A funny thing happened while refactoring the function argument parsing
in the `PNGGenConfig` module: the processing of dependencies inside
the CMake function `generate_copy` got fixed, thanks to an inadvertent
typo correction!
Going down the rabbit hole, we uncovered two issues:
1. A typo in `scripts/cmake/PNGGenConfig.cmake` caused a dependency
declaration to disappear, disrupting the graph. Fortunately, this
disruption was being mitigated by an additional set of (redundant)
symbolic target declarations that kept the CMake build going.
2. The exact string matching inside `scripts/cmake/gensrc.cmake.in`
imposed an artificial limitation, disallowing the use of absolute
file paths.
The typo correction in (1), and the use of regex matching instead of
exact string matching in (2), allowed us to use absolute file paths
in the main CMake file, consistently, thus allowing CMake to recognize
them as uniquely-identifiable nodes in the dependency graph.
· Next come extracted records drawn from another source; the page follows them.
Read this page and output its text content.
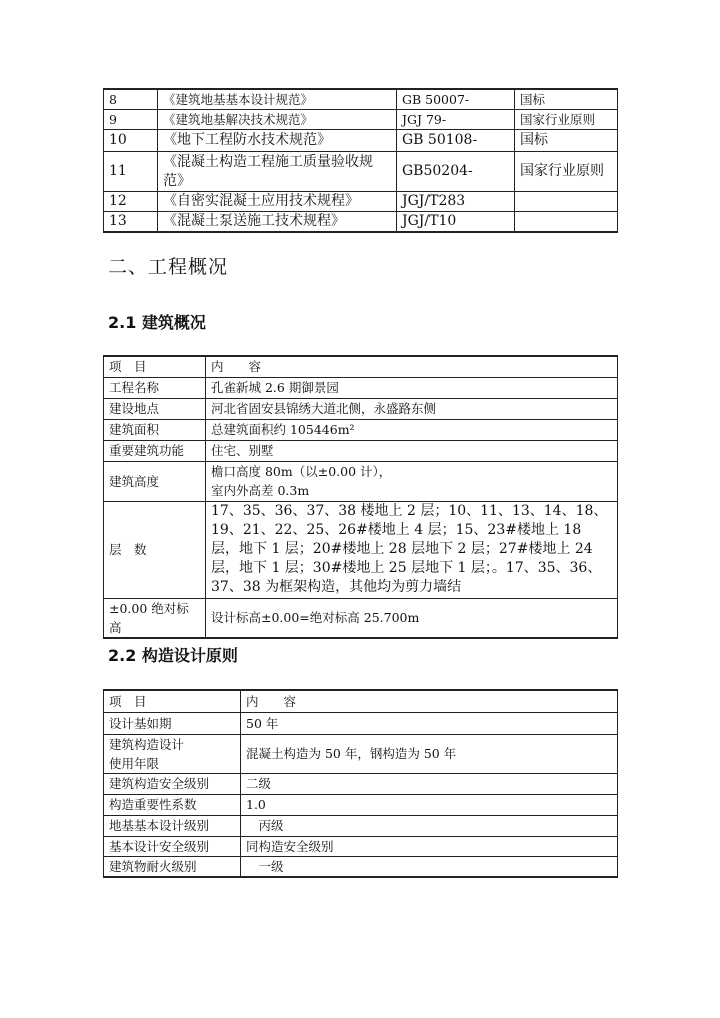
8	《建筑地基基本设计规范》	GB 50007-	国标
9	《建筑地基解决技术规范》	JGJ 79-	国家行业原则
10	《地下工程防水技术规范》	GB 50108-	国标
11	《混凝土构造工程施工质量验收规范》	GB50204-	国家行业原则
12	《自密实混凝土应用技术规程》	JGJ/T283	
13	《混凝土泵送施工技术规程》	JGJ/T10	
二、工程概况
2.1 建筑概况
项　目	内　　容
工程名称	孔雀新城 2.6 期御景园
建设地点	河北省固安县锦绣大道北侧，永盛路东侧
建筑面积	总建筑面积约 105446m²
重要建筑功能	住宅、别墅
建筑高度	檐口高度 80m（以±0.00 计），
室内外高差 0.3m
层　数	17、35、36、37、38 楼地上 2 层；10、11、13、14、18、19、21、22、25、26#楼地上 4 层；15、23#楼地上 18 层，地下 1 层；20#楼地上 28 层地下 2 层；27#楼地上 24 层，地下 1 层；30#楼地上 25 层地下 1 层；。17、35、36、37、38 为框架构造，其他均为剪力墙结
±0.00 绝对标高	设计标高±0.00=绝对标高 25.700m
2.2 构造设计原则
项　目	内　　容
设计基如期	50 年
建筑构造设计
使用年限	混凝土构造为 50 年，钢构造为 50 年
建筑构造安全级别	二级
构造重要性系数	1.0
地基基本设计级别	　丙级
基本设计安全级别	同构造安全级别
建筑物耐火级别	　一级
There
should be no further need to have extra symbolic targets for proper
node identification.
In the end, we shaved off the redundant symbolic target declarations,
retaining only `png_genfiles` and `png_genprebuilt`.
From the libpng licensing point of view, the build projects, the build
scripts, the test scripts, the CI verification scripts, et cetera, have
not traditionally been part of libpng proper, although some of these,
including the CMake-based build, have been released under the libpng
license.
Considering how the CMake build grew as a result of many contributions
from many contributing authors over a long time, one may argue that it
almost became an individual piece of software in its own right.
Moving on, everything CMake-related shall be placed in the subdirectory
scripts/cmake/ (except, of course, the main CMakeLists.txt). Moreover,
contributing authors shall be acknowledged in scripts/cmake/AUTHORS.md.